The Bowery Boys make NYC history come to life by focusing on the "B team"

By Lucy Cohen Blatter  | June 7, 2016 - 12:15PM

Greg Young, left, and Tom Meyers are the Bowery Boys.

Benjamin Stone Photography

Fans of New York City history will be happy to hear that podcasters the Bowery Boys have a new book coming out this month called Adventures in Old New York: An Unconventional Exploration of Manhattan's Historic Neighborhoods, Secret Spots and Colorful Characters. The Bowery Boys, who are Greg Young and Tom Meyers, have produced more than 200 podcasts about New York City that regulary draw in 70,000 listeners. An upcoming theme: The Lenape tribe—aka the oldest New Yorkers. 

The Bowery Boys' distinctive moniker comes from the nativist, anti-Catholic, and anti-Irish gang that dominated the Bowery section of Manhattan in the mid-19th century (you may remember them from Gangs of New York). We went to the book launch party at the Museum of the City of New York late last week, and discovered a few interesting tidbits about the boys and the city:

New Yorkers have forgotten some major tragedies.
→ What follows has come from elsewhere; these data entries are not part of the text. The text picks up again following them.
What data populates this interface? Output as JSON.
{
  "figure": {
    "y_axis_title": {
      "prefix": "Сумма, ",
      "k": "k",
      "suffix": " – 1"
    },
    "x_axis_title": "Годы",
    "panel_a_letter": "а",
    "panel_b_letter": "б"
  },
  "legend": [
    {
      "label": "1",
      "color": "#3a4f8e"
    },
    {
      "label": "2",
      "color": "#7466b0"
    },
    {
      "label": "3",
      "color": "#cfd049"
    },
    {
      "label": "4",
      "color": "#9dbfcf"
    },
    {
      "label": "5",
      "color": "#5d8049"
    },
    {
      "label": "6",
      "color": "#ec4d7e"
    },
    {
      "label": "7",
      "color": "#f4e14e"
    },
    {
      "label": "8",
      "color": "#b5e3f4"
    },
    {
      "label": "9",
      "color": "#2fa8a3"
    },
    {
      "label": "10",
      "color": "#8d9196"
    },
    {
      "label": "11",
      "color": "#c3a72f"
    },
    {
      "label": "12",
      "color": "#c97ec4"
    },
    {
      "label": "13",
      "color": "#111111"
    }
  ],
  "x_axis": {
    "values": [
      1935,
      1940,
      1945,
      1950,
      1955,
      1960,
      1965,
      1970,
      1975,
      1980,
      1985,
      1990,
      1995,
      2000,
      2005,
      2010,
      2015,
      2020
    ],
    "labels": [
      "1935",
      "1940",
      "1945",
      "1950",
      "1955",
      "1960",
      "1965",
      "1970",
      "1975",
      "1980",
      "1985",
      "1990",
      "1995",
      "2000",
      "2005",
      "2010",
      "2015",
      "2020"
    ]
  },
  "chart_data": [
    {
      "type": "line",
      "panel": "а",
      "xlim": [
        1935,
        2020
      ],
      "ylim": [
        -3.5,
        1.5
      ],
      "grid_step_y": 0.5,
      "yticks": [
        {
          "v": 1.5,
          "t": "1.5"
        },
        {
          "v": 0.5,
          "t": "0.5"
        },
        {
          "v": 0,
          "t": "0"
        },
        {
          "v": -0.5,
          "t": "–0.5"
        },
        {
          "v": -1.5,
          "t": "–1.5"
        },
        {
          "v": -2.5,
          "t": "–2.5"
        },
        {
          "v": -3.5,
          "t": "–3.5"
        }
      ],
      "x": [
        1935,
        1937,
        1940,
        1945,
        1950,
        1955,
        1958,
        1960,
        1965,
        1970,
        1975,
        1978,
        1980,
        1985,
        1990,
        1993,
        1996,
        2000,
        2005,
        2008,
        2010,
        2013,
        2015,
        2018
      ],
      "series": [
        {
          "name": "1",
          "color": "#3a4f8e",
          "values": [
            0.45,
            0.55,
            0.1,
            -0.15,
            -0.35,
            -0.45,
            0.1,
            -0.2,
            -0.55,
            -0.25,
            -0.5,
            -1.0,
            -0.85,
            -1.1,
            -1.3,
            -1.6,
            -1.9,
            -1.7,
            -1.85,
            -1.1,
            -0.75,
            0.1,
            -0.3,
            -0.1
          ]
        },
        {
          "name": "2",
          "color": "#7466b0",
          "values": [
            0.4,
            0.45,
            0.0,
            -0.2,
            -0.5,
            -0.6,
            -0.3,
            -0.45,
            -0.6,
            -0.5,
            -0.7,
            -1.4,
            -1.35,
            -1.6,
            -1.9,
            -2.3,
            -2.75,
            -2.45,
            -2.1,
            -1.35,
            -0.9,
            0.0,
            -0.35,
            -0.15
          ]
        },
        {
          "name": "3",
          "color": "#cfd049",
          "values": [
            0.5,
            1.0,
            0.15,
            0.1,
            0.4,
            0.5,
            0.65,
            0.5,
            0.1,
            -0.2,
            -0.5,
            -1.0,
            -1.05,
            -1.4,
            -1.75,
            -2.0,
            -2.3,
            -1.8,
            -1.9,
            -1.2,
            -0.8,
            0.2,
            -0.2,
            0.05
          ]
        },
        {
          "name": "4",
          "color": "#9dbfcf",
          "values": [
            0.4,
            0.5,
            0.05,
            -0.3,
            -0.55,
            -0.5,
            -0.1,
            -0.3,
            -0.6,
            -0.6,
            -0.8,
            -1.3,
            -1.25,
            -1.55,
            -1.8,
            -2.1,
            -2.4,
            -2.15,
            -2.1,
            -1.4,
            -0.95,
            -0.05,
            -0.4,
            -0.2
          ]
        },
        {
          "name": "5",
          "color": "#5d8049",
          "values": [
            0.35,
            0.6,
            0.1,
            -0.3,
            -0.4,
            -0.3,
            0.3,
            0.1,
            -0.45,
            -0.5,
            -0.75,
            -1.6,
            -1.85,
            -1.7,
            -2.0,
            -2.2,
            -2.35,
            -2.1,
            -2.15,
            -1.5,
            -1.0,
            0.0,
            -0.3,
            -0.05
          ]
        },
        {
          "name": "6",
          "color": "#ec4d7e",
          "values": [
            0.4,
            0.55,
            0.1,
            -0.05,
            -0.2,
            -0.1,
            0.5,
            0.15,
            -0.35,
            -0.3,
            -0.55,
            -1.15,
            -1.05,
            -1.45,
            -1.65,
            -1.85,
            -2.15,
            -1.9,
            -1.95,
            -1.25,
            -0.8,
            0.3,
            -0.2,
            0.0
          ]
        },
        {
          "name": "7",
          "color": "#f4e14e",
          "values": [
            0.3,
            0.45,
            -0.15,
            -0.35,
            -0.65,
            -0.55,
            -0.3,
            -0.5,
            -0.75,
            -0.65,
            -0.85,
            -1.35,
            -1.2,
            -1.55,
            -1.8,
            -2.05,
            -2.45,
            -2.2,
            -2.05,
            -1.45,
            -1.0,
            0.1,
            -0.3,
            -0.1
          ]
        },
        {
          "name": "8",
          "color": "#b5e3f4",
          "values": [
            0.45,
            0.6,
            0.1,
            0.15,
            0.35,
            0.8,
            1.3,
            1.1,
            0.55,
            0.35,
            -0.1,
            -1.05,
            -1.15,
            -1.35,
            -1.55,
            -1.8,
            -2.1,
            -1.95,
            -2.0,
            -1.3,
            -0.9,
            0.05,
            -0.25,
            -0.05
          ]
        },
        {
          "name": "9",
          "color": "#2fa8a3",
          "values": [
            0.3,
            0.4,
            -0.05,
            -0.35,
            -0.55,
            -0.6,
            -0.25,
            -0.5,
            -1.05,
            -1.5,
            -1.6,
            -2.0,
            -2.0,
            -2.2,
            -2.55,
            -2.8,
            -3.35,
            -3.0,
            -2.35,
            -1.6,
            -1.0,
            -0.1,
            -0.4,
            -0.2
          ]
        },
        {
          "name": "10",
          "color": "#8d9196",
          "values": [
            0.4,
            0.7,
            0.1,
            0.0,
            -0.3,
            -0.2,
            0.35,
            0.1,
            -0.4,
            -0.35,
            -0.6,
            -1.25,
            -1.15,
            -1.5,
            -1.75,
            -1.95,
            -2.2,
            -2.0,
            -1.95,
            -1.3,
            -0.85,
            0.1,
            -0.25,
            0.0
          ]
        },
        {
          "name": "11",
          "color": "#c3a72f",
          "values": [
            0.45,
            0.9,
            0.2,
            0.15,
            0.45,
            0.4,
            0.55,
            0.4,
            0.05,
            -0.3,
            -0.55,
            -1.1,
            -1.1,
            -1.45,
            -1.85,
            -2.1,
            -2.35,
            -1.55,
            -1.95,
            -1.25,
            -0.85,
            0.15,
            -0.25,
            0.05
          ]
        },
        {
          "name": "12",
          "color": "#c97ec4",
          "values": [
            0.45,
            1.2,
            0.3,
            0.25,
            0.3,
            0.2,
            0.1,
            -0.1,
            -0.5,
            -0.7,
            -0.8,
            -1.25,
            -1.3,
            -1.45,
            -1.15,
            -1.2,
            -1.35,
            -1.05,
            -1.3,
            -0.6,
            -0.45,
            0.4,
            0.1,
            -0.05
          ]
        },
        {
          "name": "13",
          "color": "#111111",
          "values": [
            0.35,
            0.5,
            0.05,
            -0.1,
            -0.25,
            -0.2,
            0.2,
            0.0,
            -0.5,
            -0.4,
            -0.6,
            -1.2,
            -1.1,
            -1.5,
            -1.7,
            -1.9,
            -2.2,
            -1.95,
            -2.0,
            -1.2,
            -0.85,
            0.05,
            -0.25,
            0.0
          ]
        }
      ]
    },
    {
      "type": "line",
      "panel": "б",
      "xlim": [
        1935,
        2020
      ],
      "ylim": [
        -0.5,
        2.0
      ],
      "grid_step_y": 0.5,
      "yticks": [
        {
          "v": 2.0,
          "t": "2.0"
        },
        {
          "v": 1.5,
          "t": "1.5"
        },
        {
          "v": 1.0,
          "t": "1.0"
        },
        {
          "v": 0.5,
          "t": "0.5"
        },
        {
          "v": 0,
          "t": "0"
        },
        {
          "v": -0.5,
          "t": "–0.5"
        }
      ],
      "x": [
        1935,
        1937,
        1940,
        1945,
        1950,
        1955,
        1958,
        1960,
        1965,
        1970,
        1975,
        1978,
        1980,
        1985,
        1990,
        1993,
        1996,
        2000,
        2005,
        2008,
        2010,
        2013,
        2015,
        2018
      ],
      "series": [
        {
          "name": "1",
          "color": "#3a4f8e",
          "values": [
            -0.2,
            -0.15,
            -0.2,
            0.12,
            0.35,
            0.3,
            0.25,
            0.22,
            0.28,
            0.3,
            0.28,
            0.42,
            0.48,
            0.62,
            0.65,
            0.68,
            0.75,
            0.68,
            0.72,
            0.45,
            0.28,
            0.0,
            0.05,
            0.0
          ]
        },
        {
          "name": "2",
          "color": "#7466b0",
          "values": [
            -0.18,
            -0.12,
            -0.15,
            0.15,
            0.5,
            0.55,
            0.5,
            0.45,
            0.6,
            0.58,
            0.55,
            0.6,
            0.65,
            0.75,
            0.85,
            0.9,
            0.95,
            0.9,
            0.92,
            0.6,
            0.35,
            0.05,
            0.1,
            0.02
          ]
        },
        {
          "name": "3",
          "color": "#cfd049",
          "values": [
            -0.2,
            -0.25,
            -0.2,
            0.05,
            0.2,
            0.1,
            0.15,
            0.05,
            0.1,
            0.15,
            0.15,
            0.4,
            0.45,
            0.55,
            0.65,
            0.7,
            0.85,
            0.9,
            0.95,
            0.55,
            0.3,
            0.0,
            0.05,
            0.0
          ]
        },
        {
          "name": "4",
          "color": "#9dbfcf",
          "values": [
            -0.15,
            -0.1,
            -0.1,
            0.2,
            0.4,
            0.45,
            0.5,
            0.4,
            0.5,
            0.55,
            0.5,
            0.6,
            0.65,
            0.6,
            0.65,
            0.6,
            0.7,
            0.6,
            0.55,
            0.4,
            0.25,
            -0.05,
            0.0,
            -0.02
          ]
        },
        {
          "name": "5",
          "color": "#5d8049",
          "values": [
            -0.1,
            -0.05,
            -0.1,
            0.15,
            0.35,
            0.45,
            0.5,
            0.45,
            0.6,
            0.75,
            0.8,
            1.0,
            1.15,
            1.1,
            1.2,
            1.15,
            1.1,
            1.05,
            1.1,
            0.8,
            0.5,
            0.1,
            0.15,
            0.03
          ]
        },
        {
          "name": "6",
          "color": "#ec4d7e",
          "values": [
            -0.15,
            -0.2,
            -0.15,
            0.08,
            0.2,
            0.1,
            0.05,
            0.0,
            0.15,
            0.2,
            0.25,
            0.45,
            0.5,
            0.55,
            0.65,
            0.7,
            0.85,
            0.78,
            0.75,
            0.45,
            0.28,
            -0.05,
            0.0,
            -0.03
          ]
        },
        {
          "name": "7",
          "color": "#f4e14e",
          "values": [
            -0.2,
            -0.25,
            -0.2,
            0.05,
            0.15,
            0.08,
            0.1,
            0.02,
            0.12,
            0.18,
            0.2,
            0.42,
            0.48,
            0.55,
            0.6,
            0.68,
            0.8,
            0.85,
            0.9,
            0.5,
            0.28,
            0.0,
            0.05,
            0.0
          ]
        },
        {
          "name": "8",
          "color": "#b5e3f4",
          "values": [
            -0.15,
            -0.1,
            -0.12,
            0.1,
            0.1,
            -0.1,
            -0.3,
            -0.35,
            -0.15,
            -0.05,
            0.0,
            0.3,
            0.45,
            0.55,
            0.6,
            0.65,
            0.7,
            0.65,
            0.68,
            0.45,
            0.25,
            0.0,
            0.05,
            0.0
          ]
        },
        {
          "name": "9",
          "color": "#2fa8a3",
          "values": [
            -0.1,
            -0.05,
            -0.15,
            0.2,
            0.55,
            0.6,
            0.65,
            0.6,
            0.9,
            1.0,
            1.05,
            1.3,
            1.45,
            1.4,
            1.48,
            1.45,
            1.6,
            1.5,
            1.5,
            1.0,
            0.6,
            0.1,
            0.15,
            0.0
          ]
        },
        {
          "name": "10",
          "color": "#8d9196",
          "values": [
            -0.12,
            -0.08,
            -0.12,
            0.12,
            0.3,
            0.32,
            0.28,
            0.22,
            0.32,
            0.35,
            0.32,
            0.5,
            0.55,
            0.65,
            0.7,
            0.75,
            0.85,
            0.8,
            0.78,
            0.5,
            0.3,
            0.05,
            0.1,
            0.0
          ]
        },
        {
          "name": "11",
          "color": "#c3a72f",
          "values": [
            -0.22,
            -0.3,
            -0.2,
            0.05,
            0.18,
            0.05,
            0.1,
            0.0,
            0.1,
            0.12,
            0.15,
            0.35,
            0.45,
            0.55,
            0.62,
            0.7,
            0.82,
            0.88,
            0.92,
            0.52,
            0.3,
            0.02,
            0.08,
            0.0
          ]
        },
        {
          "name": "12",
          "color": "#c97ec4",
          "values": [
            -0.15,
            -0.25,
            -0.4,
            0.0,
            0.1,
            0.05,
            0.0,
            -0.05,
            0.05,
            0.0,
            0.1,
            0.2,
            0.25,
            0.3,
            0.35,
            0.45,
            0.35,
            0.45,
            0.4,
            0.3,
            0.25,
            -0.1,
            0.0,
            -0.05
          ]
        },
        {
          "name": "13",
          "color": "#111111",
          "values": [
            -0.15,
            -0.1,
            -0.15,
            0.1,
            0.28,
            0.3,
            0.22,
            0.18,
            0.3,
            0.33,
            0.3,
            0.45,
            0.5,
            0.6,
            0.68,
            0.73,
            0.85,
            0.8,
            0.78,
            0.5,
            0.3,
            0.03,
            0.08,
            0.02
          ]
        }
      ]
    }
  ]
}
Young says that until now they've purposely avoided doing a podcast on 9/11. But he says he's particularly interested in the idea of memory. When it comes to September 11, the tagline is "Never forget," but what's interesting is that people do forget a lot of difficult history, he says. He pointed to the second largest loss of life in NYC history, the General Slocum tragedy in 1904, in which over 1,000 people, many of them children, drowned on a passenger steamboat.

Of couse, there was also the Triangle Shirtwaist Factory Fire in which nealy 150 people died in the deadliest industrial disaster of the city, and the case of the African Burial Ground, in which an important cemetery was built right over. (There are podcasts on all three of these tragedies).

There’s a spot in Harlem you don’t know about, but should.

"We like to focus on the 'B team'," says Young, choosing to explore lesser-known spots around the city in their book. "Every one knows the Apollo, but I'd say that the "Hotel Theresa is just as interesting," says Young. Never heard of it? The building at 125th Street and Seventh Avenue was “where all black entertainers stayed in 1930s and ‘40s…. because they couldn’t stay at other places.”

The now-landmarked building, which fell under hard times during the 1950s and 1960s, currently holds offices and “tells the larger story of Harlem,” says Young.

This city was always full of interesting characters.

Some well-known, others less so: among the people the Bowery Boys think are worth exploring are polarizing NYC planner Robert Moses, urban planning and preservation activist Jane Jacobs, eccentric inventor and New Yorker Nikola Tesla and Dorothy Arnold, a wealthy woman who vanished in the city the early 20th Century and whose story is one of the most interesting unsolved mysteries in NYC history.

There's a lot of NYC reading to sate your information thirst.

Young and Meyers say they couldn't do their job without archives from the Library of Congress, the New York Public Library, and the Museum of the City of New York archives. "They are all required reading," says Meyers. But the books they keep coming back to are Gotham by Edwin G. Burrows and Mike Wallace, Robert Caro’s The Power Broker (about Moses and his steps and mis-steps) and Edward Robb Ellis’s  The Epic of New York City.

The Bowery Boys then and now.

The Bowery Boys' podcast started in 2007, when Greg and Tom had some wine, Greg had a new laptop (the old Apple kind "that kind of looked like a kids computer") and they both had an insatiable interest in NYC stories. They plugged in a karaoke microphone and started recording with Garage Band. The rest, as they say, is history.